Types of Featured Snippets
Google offers several snippet formats, each requiring a different content structure:
- Paragraph snippets — a 40–60 word definition or answer. Triggered by "what is", "how does", "why is" queries. Requires a direct, concise answer paragraph.
- List snippets — an ordered or unordered list. Triggered by "how to", "steps to", "ways to", "best X for Y" queries. Requires proper <ol> or <ul> markup.
- Table snippets — a data table. Triggered by comparison queries ("X vs Y"), price queries, or specification queries. Requires proper <table> markup with headers.
- Video snippets — a video clip at a specific timestamp. Triggered by tutorial queries. Requires a YouTube video with proper timestamps and metadata.
Writing for Paragraph Snippets
The paragraph snippet formula is: heading that matches a common question + 40–60 word direct answer in the first paragraph below that heading. The answer must stand alone without needing the surrounding page context. It should define the term, explain the concept, or answer the question directly.
## What is WCAG conformance?
WCAG conformance means a website meets the technical success criteria
defined in the Web Content Accessibility Guidelines published by the W3C.
Conformance is measured at three levels — A, AA, and AAA — with Level AA
being the standard required by most accessibility laws globally,
including the EU Web Accessibility Directive and the ADA in the US.
Writing for List Snippets
List snippets are triggered by procedural and enumeration queries. To win them, your list must be the most complete and clearly structured answer to the query. Google typically shows 5–8 list items in a snippet and links to the full page for more. Use <ol> for steps (order matters) and <ul> for non-sequential features or criteria.
- Introduce the list with a sentence that uses the query keyword.
- Keep each list item concise — 5–12 words per item is ideal for snippet display.
- Order items logically: most important first for unordered lists, sequential order for procedures.
- Aim for 6–10 items — enough to appear comprehensive, not so many that the list is unwieldy.
Question-Targeting: The Core AEO Strategy
AEO requires knowing exactly what questions your target users ask. Use these sources to find question-targeting opportunities:
- Google's "People Also Ask" boxes — expand them on your target queries to find related questions.
- Google Search Console — find queries where you rank in positions 4–15 (near-miss opportunities).
- AnswerThePublic, AlsoAsked — visualize the question universe around a topic.
- Keyword tools with question filters — Ahrefs, SEMrush, and Moz all support question keyword filtering.
Once you have your target questions, create a heading for each question and a direct answer paragraph immediately below it. This structure wins paragraph snippets and also populates FAQPage schema answers naturally.

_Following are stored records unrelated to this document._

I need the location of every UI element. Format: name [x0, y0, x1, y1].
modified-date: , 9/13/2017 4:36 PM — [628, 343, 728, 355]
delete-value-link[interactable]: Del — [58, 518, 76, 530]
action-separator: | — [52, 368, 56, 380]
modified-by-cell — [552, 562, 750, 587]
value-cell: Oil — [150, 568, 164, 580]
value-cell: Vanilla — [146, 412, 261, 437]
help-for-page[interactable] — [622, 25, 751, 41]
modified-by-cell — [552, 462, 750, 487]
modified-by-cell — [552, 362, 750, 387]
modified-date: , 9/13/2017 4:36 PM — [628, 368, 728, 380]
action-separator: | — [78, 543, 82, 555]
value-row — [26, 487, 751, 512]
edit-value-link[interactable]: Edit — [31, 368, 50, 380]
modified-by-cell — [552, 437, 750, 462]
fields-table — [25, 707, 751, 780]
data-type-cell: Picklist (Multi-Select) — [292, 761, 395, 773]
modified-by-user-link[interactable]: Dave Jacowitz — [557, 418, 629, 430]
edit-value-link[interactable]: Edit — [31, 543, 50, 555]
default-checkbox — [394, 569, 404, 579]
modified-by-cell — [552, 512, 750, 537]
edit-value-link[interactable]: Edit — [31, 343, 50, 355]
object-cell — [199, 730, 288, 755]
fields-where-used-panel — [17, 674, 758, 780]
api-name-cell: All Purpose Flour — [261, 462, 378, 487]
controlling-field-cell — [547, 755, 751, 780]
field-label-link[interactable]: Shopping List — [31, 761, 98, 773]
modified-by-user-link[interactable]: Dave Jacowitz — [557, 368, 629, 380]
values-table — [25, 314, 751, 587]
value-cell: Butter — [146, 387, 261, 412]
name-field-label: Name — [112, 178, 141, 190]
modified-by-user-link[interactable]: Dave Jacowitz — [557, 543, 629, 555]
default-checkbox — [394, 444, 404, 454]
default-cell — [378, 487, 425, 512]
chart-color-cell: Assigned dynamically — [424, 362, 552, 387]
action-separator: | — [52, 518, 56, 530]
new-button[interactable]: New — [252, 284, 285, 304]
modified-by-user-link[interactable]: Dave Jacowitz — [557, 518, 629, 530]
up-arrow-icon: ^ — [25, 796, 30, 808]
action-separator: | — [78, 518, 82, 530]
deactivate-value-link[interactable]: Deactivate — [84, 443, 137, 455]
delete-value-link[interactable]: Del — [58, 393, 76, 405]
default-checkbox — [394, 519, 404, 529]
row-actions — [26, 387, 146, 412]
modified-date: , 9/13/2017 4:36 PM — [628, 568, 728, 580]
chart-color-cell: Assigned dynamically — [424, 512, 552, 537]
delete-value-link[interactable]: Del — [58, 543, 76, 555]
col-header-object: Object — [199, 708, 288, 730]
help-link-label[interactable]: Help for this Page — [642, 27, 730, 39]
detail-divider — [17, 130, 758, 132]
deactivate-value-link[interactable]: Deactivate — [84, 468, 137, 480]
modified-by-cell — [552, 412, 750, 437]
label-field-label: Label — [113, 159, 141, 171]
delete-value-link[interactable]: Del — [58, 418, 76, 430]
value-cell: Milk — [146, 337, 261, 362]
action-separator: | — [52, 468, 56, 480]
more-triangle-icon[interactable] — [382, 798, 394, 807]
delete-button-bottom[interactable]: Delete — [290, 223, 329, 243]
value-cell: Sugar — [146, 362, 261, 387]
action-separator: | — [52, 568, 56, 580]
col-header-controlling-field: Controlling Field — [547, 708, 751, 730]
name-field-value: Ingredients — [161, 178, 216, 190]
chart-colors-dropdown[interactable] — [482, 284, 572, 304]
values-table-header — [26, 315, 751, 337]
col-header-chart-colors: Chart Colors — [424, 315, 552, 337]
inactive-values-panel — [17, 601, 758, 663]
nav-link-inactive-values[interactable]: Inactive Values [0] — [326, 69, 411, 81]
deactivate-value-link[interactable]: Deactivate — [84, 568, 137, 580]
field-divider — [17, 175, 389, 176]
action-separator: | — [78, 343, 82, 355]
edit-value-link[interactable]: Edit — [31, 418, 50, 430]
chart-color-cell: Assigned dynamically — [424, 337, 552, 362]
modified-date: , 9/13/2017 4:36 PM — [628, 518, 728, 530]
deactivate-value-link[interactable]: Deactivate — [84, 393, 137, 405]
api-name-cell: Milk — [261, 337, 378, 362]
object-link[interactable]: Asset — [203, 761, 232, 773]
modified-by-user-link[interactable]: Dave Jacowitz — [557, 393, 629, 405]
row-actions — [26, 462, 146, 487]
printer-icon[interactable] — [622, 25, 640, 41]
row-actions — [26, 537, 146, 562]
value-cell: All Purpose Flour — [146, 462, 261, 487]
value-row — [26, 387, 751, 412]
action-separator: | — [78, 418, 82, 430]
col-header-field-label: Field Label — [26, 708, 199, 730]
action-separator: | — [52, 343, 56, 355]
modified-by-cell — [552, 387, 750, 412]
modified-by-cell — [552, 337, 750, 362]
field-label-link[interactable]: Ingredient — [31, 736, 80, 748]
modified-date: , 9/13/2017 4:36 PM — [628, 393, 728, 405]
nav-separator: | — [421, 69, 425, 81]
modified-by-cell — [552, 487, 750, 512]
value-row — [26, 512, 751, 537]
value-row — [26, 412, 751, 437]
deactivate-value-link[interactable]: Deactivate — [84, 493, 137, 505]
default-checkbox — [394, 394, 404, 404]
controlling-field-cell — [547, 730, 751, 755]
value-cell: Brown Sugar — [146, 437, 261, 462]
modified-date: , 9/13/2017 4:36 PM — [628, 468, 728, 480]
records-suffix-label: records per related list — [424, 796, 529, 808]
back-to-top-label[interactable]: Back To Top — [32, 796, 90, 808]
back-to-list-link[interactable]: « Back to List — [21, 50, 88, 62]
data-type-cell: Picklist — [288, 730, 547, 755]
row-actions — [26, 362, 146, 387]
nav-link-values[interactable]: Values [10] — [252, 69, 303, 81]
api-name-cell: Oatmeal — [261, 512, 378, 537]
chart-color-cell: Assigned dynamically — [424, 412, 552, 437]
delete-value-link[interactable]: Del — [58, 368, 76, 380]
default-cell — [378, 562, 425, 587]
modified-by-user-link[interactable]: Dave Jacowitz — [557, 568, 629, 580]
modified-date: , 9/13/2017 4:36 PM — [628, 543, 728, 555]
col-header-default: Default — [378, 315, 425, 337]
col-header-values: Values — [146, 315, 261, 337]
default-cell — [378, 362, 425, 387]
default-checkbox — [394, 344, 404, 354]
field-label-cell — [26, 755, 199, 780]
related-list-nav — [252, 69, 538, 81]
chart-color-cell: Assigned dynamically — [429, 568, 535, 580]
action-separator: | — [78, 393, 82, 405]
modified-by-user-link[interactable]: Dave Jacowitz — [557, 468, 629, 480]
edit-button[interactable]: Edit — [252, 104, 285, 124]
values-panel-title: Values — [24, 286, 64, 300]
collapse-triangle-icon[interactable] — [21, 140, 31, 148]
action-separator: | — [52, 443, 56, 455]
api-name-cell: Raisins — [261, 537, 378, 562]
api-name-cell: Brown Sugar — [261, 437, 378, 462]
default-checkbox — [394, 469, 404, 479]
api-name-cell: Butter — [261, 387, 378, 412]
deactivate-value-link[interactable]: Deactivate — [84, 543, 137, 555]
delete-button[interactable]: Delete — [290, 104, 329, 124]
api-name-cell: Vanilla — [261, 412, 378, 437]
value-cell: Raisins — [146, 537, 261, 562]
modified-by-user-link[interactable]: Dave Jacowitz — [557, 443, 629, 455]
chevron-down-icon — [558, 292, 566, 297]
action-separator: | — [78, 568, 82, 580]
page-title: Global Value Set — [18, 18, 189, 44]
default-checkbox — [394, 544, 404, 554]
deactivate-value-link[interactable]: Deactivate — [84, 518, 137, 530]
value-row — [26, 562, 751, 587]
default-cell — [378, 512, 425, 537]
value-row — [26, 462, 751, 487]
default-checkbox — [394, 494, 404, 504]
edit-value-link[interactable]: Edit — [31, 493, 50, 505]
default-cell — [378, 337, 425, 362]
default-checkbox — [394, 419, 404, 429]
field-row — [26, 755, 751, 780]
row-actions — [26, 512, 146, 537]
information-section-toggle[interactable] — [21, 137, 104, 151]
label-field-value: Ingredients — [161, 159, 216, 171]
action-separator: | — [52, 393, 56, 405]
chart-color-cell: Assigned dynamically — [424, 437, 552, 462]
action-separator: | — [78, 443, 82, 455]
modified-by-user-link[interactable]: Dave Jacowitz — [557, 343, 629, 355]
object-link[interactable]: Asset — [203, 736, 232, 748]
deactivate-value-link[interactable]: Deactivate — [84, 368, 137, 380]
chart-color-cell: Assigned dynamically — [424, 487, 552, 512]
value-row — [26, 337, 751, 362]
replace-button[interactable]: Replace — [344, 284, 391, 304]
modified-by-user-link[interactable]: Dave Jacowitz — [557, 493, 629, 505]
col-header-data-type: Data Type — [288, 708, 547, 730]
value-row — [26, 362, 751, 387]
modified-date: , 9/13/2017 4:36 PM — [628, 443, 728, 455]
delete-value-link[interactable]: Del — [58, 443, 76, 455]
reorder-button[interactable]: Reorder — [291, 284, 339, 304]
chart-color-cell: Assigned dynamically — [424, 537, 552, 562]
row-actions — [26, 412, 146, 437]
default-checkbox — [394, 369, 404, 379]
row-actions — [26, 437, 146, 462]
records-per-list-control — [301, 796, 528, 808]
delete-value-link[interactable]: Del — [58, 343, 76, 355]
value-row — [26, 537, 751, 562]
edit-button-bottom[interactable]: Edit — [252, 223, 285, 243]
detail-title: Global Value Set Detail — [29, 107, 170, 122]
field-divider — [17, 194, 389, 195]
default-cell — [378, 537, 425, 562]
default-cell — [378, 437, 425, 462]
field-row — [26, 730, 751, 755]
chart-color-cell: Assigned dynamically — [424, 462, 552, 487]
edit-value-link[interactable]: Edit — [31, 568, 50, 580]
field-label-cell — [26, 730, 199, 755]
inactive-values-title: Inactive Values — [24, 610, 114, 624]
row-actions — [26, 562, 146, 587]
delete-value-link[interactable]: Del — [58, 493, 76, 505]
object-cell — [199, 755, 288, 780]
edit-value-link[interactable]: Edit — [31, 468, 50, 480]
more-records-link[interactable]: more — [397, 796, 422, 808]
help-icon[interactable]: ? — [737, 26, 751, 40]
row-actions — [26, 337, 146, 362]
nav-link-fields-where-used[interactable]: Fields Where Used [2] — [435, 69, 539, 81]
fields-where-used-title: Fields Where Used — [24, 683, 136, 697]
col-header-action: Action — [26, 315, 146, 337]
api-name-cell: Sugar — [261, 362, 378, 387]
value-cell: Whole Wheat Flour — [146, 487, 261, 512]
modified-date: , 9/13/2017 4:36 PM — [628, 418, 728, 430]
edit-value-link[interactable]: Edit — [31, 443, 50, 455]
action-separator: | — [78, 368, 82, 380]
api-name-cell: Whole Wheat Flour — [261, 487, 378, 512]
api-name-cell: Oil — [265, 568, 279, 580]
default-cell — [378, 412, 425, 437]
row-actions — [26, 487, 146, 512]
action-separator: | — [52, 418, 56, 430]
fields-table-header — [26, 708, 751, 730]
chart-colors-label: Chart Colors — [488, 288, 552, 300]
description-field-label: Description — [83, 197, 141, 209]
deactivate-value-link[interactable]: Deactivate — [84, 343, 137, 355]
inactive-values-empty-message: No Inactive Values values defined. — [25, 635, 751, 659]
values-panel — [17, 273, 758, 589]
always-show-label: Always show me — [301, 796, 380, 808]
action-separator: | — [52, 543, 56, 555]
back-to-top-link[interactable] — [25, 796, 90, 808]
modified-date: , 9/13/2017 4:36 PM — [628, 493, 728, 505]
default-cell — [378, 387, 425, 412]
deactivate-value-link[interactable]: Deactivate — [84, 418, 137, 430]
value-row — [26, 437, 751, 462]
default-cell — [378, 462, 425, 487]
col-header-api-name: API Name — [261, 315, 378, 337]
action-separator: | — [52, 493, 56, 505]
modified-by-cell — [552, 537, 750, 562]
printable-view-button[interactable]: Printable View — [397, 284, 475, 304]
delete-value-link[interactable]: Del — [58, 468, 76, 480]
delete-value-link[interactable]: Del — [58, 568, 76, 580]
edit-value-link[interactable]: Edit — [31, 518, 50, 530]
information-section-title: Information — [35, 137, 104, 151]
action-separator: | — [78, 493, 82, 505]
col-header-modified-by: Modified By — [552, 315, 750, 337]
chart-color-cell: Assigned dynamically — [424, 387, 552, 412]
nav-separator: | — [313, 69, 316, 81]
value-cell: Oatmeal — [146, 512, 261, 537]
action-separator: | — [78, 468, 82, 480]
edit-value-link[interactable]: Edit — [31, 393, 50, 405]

AEO and Accessibility: Plain Language Is the Shared Goal
WCAG 3.1.5 (Reading Level) recommends that content be readable at the lower secondary education level, or supplemented with simpler text. Plain language is also the hallmark of strong AEO content: short sentences, active voice, common vocabulary, no jargon without definition. The same content that is easiest for people with cognitive disabilities to read is also most likely to be selected as a featured snippet answer.
Concretely: write every answer paragraph as if explaining to a competent person who is new to the topic. Avoid acronyms without expansion. Define technical terms in the same sentence. Use 15–20 word sentences on average. These habits serve accessibility and AEO simultaneously.
Voice Search and AEO
Voice search responses are almost always pulled from featured snippets or knowledge graph entries. Optimizing for voice means optimizing for AEO. Voice queries are conversational and often phrased as complete questions ("How do I test a website for accessibility?") rather than keyword fragments ("accessibility testing"). Target full-question phrasings in your headings alongside the shorter keyword variations.